Were dumping Biden now a more feasible option, it would be appropriate to inquire into and perhaps also to worry about what the foreign policy of a Cuomo administration would be like. I have no idea, except that it could hardly be worse than what we would have had with Clinton and what we now have to look forward to under Biden.

His decades long, subservience to Israeli ethnocrats is the least of it; there is hardly a rightwing dissident movement anywhere on earth that he hasn’t, in one way or another, supported during his far too long career.

He has not been quite as virulent a Cold War revivalist as Clinton has been, but he has been right up there too. On this, Cuomo is a tabula rasa, a blank slate; and, inasmuch as we don’t need to know and on the principle that ignorance is bliss, we might just as well leave it at that.

We don’t need to know because it is almost certainly too late to dump Biden now. Ironically, even were it not, it would be very hard to promote the candidacy of Cuomo or anyone else new to the race because the very pandemic that has made the astonishing declaration of the magic mirror on the wall plausible has also made it all but impossible to do politics in anything like a normal way.

With Cuomo, the problem is not just that he already has far too much on his plate; it is also that he could hardly campaign in circumstances when groups of more than a few people cannot even safely go outside.
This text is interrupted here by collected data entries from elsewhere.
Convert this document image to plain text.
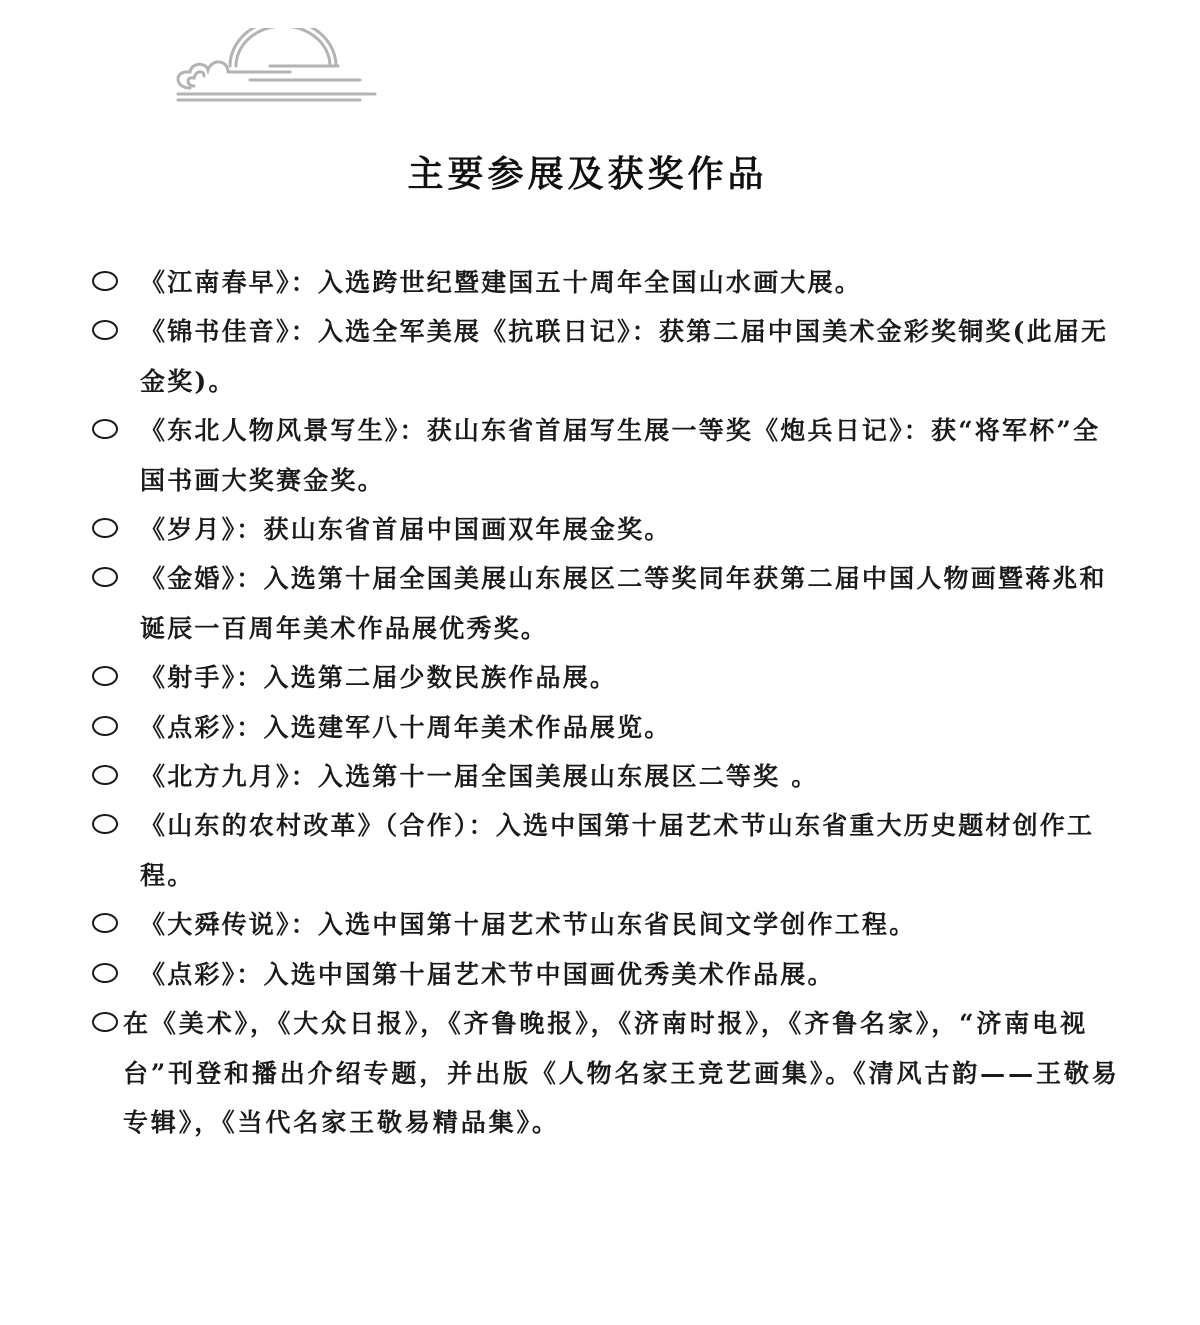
主要参展及获奖作品
《江南春早》：入选跨世纪暨建国五十周年全国山水画大展。
《锦书佳音》：入选全军美展《抗联日记》：获第二届中国美术金彩奖铜奖(此届无金奖)。
《东北人物风景写生》：获山东省首届写生展一等奖《炮兵日记》：获“将军杯”全国书画大奖赛金奖。
《岁月》：获山东省首届中国画双年展金奖。
《金婚》：入选第十届全国美展山东展区二等奖同年获第二届中国人物画暨蒋兆和诞辰一百周年美术作品展优秀奖。
《射手》：入选第二届少数民族作品展。
《点彩》：入选建军八十周年美术作品展览。
《北方九月》：入选第十一届全国美展山东展区二等奖 。
《山东的农村改革》（合作）：入选中国第十届艺术节山东省重大历史题材创作工程。
《大舜传说》：入选中国第十届艺术节山东省民间文学创作工程。
《点彩》：入选中国第十届艺术节中国画优秀美术作品展。
在《美术》，《大众日报》，《齐鲁晚报》，《济南时报》，《齐鲁名家》，“济南电视台”刊登和播出介绍专题，并出版《人物名家王竞艺画集》。《清风古韵——王敬易专辑》，《当代名家王敬易精品集》。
The Trumpedemic itself is proof positive that the unimaginable sometimes does happen, and there is always a chance that the very same elites who secured Biden’s nomination will suddenly realize how wrong-headed their thinking has been. And, of course, where there is mental debility, significant illness, and not-so-premature death, there is hope.

But now is not a time to grasp at straws. It is a time to face up to the fact that, among the tribulations ahead, even when a covid-19 vaccine finally does come on-line, and after Trump and his minions are successfully dispatched, in addition to the protracted de-Trumpification project that we will have to undertake, we will also have a hapless Joe Biden problem with which to contend.